After finishing his graduate and professional studies, Alejo began his legal career, championing the rights of working families as a staff attorney for California Rural Legal Assistance Foundation and the Monterey County Superior Court. Representing thousands of individuals who couldn’t afford private attorneys, Alejo helped disadvantaged families face a myriad of legal problems. Encouraged by the opportunity to help others, Alejo eventually decided to take a chance at public office.
Alejo got his first taste of politics as a Jesse M. Unruh Fellow for the California State Assembly at the State Capital in Sacramento. During the 2002 legislative session, he drafted and staffed numerous bills and resolutions, and earned a reputation for being an effective and hardworking legislative staffer; knowledge of which he would bring to his first-term in the Assembly. Before being elected to the Assembly, Alejo served as the Mayor of Watsonville, as well as on the Watsonville Planning Commission, the Library Board, and the Santa Cruz County Juvenile Justice and Delinquency Prevention Commission.
Alejo was first elected to the Assembly in November 2010 to represent the 28th Assembly District, which consisted of San Benito County, the Salinas Valley, North Monterey County, South Santa Clara County and the city of Watsonville. In November of 2012, he was re-elected to the Assembly as the representative of the newly formed 30th Assembly District. Alejo’s new district now contains a greater portion of the Monterey County coast and south Santa Clara County.

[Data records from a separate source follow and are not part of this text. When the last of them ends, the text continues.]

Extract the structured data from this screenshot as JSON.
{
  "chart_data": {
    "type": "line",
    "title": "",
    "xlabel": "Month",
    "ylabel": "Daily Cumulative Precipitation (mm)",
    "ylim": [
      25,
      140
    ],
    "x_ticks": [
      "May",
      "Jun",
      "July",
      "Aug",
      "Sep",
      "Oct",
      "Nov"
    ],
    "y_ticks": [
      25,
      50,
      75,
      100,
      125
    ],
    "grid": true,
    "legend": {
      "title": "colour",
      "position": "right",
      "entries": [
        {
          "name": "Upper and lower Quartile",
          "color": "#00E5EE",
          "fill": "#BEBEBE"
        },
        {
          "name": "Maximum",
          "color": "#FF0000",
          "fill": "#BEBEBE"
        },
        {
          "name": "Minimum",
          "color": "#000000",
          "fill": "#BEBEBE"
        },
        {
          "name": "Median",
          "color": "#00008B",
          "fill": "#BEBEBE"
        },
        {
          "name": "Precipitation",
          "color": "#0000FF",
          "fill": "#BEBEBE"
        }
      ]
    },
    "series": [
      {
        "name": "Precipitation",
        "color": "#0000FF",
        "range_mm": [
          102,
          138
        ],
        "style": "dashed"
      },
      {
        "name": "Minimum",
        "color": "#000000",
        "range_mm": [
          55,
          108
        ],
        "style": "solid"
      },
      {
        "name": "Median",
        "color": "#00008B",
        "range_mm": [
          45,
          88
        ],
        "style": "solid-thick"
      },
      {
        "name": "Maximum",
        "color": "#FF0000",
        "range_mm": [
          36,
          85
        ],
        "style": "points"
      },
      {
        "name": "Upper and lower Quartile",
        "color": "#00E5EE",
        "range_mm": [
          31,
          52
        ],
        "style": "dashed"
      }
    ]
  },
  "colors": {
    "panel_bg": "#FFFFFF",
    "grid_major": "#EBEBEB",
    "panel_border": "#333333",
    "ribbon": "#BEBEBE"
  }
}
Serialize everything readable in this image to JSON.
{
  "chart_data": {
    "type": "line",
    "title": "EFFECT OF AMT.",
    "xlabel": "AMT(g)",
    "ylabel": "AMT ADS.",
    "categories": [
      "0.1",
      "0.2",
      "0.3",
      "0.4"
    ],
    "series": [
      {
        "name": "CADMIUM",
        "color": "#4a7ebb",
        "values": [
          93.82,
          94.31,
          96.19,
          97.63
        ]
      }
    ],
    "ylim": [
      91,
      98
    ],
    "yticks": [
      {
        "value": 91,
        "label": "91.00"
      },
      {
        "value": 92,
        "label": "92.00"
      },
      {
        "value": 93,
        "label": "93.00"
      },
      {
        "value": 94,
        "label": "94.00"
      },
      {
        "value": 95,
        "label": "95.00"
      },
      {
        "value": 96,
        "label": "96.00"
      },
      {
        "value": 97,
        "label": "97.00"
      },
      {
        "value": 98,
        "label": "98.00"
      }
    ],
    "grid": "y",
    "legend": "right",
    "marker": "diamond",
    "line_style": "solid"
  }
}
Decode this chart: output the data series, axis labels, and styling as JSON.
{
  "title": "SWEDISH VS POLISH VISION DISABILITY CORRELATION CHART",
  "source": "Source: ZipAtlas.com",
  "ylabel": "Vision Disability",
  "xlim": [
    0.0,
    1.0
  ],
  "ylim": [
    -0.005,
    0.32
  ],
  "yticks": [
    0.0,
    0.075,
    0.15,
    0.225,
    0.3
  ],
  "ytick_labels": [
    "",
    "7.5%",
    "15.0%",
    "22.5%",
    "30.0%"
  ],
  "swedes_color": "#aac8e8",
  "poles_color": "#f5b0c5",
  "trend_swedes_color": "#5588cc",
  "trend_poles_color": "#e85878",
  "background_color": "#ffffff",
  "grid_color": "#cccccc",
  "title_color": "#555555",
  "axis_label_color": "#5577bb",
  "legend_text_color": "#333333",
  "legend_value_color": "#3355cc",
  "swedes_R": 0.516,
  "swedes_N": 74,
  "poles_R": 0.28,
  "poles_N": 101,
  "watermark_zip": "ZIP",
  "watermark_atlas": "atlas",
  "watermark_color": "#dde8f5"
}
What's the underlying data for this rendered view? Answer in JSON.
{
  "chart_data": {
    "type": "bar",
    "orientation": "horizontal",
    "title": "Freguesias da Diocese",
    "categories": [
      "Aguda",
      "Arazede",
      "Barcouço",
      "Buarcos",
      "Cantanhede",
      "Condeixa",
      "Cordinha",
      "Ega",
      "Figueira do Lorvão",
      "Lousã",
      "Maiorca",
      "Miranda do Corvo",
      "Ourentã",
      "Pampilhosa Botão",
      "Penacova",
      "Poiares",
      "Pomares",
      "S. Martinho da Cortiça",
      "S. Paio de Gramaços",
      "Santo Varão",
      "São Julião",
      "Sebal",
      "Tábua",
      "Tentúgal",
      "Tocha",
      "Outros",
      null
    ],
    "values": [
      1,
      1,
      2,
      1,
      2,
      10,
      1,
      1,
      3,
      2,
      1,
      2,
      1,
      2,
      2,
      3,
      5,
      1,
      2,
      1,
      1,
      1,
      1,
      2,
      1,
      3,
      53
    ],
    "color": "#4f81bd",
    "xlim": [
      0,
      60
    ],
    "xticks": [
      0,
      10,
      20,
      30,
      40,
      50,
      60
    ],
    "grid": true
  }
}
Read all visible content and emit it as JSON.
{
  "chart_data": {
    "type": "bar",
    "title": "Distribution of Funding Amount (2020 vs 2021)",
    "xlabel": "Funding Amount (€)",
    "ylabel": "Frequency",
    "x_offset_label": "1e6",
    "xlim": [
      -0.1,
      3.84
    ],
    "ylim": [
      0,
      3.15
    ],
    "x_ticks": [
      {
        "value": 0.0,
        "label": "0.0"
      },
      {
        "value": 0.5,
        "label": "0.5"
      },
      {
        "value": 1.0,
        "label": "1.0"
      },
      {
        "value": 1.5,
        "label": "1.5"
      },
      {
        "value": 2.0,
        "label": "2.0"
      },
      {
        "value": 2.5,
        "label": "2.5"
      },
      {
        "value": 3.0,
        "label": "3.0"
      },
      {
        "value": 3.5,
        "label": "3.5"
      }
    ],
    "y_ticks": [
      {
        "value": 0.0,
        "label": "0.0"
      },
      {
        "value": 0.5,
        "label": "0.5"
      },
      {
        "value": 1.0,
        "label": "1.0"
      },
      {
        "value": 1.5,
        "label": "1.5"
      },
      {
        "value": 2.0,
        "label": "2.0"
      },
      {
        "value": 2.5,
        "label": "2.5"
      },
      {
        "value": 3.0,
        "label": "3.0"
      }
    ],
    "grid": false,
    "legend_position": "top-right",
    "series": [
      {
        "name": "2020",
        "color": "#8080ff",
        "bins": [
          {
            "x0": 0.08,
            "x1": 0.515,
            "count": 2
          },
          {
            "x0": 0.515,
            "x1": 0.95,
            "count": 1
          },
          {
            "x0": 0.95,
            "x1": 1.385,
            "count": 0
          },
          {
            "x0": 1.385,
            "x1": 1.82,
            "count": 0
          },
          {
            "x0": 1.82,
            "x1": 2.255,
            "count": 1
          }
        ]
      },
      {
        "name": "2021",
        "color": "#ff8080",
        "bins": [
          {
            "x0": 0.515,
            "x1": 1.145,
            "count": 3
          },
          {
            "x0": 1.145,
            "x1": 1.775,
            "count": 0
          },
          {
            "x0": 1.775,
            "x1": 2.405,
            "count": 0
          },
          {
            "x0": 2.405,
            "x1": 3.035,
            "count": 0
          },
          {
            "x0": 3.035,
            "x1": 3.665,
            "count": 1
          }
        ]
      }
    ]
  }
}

Currently, Assemblymember Alejo sits on four standing committees. Most notably, Alejo is the Chair of the Assembly Committee on Environmental Safety and Toxic Materials. Other committee assignments include Judiciary, Labor and Employment, and Local Government. During his first term in the State Assembly, Alejo focused on bringing jobs back to California as well as authoring legislation in the areas of education, healthcare, public safety, civil rights and public access to government. In his second term, Alejo built on his success by authoring, among others, two historic pieces of legislation in 2013.
Assembly Bill (AB) 60 – The Safe and Responsible Driver Act – gives undocumented immigrants the opportunity to apply for a driver’s licenses. Once implemented, AB 60 will improve public safety by ensuring all drivers can be licensed and insured. Equally as important, AB 60 gives millions of Californians the peace of mind to make the necessary travels in order to work and support their families without fear of unnecessary consequences. In addition, Alejo managed to get AB 10 signed into law, raising the minimum wage in California to $10 an hour, the highest in the nation. Income inequality has always been a pressing issue for Alejo, whose first bill as an Assemblymember proposed raising the minimum wage. AB 10 was the culmination of three years’ work and helps ensure equality and respect for our state’s minimum wage workers.
Alejo previously made national headlines in May 2012 when he became the first Assemblymember to propose in the Assembly Chambers during legislative session. He and his wife, Karina Cervantez Alejo, married on December 8, 2012. Karina, who was previously elected as a Councilmember, now serves as the Mayor for the City of Watsonville. Luis and Karina Alejo live in Watsonville with their two dogs, Diego and Frida.